Tolkien

Supernatural ...?

Dear one,

J.R.R. Tolkien was once asked: “You have written of Hobbits and Elves: When might you write of supernatural creatures?” In response, Tolkien replied: “I have. They are human beings.”

In truth, I have not been able to verify this question-and-answer exchange, but I do believe it is more than a figment of my imagination. Nonetheless, I did recover the following from an essay written in tribute to Charles Williams. Tolkien wrote:
Supernatural is a dangerous and difficult word in any of its senses, looser or stricter. But to fairies [or other fantastic beings] it can hardly be applied … For it is man who is … supernatural …”[1]

Although Tolkien wrote as a man of his time, his observation transcends early-to-mid twentieth century thought. Steeped within an Enlightenment world—where “reason,” “autonomy,” “nature,” “tolerance,” “optimism,” and “progress” were the essential lenses through which life was to be viewed—he believed, as evident in his writings, that human life was much more and far grander than the clock-work mechanisms posited by twentieth century “materialists.” For Tolkien, it was not that we human beings do not share common traits with those of the “animal kingdom”; rather, our nature supersedes our communal, biological, chemical, and psychological makeup. We are not merely “natural.”

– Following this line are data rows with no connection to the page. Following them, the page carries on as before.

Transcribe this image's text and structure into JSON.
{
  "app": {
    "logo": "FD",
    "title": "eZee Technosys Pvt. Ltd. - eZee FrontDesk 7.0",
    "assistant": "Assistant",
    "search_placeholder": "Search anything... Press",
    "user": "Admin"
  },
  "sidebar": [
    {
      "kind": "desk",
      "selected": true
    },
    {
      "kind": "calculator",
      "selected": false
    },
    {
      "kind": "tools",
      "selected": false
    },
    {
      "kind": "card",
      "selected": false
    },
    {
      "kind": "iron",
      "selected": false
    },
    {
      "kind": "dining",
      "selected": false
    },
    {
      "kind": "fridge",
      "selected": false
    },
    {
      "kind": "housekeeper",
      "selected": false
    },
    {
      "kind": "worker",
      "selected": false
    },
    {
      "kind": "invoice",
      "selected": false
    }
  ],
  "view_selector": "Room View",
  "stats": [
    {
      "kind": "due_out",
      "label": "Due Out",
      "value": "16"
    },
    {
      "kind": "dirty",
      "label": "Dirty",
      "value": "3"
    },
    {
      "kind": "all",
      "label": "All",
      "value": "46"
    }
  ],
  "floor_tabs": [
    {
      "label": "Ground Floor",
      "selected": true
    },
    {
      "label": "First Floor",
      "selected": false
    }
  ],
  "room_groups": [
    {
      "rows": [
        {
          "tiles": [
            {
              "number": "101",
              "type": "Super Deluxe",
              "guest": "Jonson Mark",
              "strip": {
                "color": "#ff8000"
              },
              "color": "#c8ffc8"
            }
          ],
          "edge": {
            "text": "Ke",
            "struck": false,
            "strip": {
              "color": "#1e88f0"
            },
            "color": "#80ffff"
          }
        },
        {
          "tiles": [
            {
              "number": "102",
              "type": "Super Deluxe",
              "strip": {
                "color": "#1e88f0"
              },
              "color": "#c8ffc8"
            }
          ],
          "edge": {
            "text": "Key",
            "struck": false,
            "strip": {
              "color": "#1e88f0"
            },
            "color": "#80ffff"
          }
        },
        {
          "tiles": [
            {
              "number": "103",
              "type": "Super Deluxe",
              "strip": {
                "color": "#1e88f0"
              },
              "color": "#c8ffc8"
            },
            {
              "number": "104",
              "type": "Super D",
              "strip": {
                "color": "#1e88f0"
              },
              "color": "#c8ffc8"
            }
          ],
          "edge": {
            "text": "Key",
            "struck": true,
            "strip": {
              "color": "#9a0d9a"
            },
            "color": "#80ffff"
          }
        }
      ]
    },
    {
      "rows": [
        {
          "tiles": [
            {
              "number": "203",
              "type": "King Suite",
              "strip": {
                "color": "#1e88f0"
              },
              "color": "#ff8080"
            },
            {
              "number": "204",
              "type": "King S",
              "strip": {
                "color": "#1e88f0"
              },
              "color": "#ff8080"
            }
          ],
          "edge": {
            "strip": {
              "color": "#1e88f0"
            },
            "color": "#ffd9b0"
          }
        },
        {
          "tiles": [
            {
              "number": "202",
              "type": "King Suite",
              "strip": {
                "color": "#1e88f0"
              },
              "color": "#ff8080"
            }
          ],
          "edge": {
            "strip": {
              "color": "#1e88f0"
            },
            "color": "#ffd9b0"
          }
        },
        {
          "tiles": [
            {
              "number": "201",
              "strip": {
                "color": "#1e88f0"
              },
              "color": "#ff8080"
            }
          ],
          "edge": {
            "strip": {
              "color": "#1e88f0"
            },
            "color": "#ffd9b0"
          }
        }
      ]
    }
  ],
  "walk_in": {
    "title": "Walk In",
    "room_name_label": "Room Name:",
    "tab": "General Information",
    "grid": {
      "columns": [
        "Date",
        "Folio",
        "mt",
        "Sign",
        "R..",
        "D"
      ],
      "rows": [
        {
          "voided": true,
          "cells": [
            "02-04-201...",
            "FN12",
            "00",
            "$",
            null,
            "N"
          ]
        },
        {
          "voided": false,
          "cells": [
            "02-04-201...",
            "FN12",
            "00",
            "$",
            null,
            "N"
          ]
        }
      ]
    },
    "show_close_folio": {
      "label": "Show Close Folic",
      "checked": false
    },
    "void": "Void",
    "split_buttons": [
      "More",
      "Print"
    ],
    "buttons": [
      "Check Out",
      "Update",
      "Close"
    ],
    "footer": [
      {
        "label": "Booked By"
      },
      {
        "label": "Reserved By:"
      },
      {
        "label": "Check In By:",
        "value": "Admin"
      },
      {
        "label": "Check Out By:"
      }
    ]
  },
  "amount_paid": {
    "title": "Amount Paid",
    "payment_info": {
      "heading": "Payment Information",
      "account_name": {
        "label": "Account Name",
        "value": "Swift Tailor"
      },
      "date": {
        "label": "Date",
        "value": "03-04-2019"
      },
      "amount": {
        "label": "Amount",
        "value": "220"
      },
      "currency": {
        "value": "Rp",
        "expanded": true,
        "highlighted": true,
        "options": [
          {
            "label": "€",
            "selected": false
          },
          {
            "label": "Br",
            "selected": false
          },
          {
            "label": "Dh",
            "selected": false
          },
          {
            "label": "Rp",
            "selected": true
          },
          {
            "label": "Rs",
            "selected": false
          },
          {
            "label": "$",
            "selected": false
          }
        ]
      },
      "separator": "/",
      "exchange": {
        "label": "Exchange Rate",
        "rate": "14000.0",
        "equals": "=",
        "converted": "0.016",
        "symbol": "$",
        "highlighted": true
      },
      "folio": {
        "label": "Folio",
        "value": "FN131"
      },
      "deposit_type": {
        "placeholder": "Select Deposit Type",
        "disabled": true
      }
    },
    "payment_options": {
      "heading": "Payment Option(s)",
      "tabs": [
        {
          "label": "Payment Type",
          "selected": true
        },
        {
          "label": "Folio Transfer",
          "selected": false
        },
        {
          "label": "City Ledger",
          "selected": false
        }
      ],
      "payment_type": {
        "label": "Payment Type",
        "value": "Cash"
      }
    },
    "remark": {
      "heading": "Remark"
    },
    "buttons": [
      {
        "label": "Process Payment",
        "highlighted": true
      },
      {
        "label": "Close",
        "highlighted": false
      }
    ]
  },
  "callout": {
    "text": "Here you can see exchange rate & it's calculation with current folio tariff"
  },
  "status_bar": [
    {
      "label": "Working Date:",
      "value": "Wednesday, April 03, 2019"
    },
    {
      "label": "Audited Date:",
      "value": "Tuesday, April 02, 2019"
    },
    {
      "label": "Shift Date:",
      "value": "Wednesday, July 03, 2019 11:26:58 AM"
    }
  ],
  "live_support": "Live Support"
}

Not in spite of but because of recent events: covid19, presidential elections, and racial/ethnic injustices, Tolkien came to my mind. At moments, we can become so fixated upon the present—so myopic—that we fail to appreciate Tolkien’s perspective: we are supernatural beings, and so our concerns for one another should be equally supernatural.

Admittedly, as I’ve written previously, these present issues facing us are truly problematic, and we need to address them; but we dare not allow them to eclipse the psalmist’s view:
“When I look at your heavens, the work of your fingers, the moon and the stars that you have established; what are human beings that you are mindful of them, mortals that you care for them? Yet you have made them a little lower than God, and crowned them with glory and honor” (Psalms 8:3-5).

At times we hear or read the negation: “He/She is so heavenly minded but of no earthly good.” In my experience, those who have been most heavenly minded are indeed of greatest earthly good: they give freely and often, because they know that life and “human nature” are more than merely natural and will supersede any natural bounds.

Hopeful,
Stan


[1] J.R.R. Tolkien, Essays Presented to Charles Williams, ed. C.S. Lewis (Grand Rapids: William B. Eerdmans’ Publishing Company, 1973), p.39.